Apple Launches Upgraded iPod

6th generation iPod nano.

Photo by Justin Sullivan / Getty Images

7th and 8th generations, 2012 and 2015

The final two iterations came a few years later. They were shaped more like earlier iPod nanos, but with tall touchscreens and a completely redesigned OS. The trouble was that, at this point, the nano had abandoned pretty much all of its heritage. It didn’t really look like a nano or even an Apple product. It ran some odd operating system and had different iconography than all other Apple products. It may as well have been a knockoff made by another company.

That’s how the nano languished for five years. Until today, when Apple removed the product from its website (along with the iPod shuffle) and said it had been discontinued.


Gallery Photo: iPod nano pictures (2012)

7th generation iPod nano.

The future

It’s hard to imagine a world in which the iPod nano continued to work. The product died nearly as soon as it peaked, and it has little to offer in a world dominated by very large-screened phones that offer its core function in a better way, despite largely being a minor feature.

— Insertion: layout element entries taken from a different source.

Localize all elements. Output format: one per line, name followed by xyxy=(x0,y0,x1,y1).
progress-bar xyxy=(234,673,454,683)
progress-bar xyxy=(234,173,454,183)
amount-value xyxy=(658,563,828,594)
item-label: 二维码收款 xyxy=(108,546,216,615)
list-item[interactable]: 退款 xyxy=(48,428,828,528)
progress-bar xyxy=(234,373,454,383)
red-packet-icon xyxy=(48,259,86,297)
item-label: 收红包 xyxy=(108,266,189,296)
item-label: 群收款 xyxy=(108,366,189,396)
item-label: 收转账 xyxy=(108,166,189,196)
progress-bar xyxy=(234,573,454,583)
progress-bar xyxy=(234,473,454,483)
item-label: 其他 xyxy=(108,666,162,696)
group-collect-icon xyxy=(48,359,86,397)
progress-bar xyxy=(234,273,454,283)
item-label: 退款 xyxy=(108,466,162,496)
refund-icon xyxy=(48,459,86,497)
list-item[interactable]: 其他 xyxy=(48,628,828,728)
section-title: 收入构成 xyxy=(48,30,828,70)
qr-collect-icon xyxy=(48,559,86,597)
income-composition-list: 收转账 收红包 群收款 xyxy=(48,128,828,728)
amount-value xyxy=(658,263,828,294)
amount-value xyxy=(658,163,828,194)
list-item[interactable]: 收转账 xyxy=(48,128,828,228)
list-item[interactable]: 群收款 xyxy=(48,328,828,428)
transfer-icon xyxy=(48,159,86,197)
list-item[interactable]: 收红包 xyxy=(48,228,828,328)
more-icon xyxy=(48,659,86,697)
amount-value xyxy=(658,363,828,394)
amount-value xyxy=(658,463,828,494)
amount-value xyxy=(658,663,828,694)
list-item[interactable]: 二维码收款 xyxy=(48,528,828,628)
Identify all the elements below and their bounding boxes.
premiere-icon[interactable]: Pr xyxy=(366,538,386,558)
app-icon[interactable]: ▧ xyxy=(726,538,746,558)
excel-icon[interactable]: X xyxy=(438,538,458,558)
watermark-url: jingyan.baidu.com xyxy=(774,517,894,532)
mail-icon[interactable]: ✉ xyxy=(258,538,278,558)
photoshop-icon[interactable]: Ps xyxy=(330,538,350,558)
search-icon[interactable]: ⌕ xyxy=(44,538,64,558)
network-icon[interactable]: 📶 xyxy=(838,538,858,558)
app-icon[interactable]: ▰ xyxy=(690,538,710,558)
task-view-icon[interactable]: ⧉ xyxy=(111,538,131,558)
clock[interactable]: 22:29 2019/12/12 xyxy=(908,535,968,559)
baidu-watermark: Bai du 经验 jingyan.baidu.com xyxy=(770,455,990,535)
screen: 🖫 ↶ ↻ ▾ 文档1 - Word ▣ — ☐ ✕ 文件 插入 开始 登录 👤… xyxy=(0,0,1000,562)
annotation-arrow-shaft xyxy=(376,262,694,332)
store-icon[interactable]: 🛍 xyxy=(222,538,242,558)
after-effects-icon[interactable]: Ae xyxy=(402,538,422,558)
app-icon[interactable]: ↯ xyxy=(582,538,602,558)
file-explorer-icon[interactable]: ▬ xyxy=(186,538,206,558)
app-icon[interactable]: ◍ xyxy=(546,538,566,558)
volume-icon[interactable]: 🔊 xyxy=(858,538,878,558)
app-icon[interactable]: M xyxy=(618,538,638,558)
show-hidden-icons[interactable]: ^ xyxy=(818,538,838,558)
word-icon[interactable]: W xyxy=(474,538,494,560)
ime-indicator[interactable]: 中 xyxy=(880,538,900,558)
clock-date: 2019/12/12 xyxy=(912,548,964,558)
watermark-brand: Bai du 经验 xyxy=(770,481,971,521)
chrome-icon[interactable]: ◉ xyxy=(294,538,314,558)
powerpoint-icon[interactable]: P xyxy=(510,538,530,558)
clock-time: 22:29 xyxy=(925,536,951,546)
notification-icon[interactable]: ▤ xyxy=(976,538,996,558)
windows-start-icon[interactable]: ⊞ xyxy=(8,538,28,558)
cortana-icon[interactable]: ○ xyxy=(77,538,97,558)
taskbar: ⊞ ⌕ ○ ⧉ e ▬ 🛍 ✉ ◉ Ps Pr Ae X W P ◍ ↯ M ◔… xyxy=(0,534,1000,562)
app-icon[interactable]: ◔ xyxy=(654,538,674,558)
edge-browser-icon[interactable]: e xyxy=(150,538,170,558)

There are certainly futures for the iPod that we can imagine Apple could have chased. It could have reworked the iPod to work with wireless headphones. It could have made something like the Mighty — an iPod shuffle designed for streaming services. After watching Baby Driver, it’s hard to imagine a new iPod that looked just like the old ones, with some small tech updates, wouldn’t be an instant seller. But any iPod is doomed to be a blip on Apple’s earnings sheet compared to the monstrously profitable iPhone. So despite our nostalgia, there’s little reason for Apple to do it.

Even though there was no way forward for the nano, it’s a little sad to see it go. With the Classic gone, and now the nano and shuffle, too, the iPod is very nearly dead. All that’s left is the touch, and that’s hardly even an iPod. It’s just a stripped-down phone.